An open laptop.

European trends suggest that end consumers are becoming more open to buying used electronics. | MaxFrost/Shutterstock

With OEMs struggling to produce and ship new electronics during coronavirus-triggered shutdowns, a new willingness to buy refurbished devices has sprouted in Europe, according to Deutsche Welle.

The German media outlet published an article quoting European electronics refurbishers who noted electronics manufacturers have become more willing to source refurbished parts for their products. The article also suggests end consumers are becoming more open to buying used electronics.

The trends described in the article broadly mirror those seen in the U.S. and Canada during the COVID-19 crisis, with employees and students scrambling to find computers and accessories so they can work and study from home.
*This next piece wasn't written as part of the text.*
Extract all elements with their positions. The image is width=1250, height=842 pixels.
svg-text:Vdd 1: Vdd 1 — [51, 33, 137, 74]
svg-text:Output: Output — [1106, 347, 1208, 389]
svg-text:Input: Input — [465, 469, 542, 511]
The demand for some types of used electronics has been so high that the Coalition for American Electronics Recycling (CAER), a group involved in advocating for federal electronics policies, recently called on President Trump to issue an order allowing federal departments to provide their old but reusable electronics to for-profit refurbishers.

The stay-home orders also drove greater traffic in the cloud, which could mean greater business opportunities in data center decommissioning.

The Deutsche Welle article quotes a processor saying the situation provides the opportunity for consumers to realize refurbished electronics work fine. But a professor at a German university suggested the bolstered demand for used electronics is temporary and is simply a result of people penny-pinching during the crisis.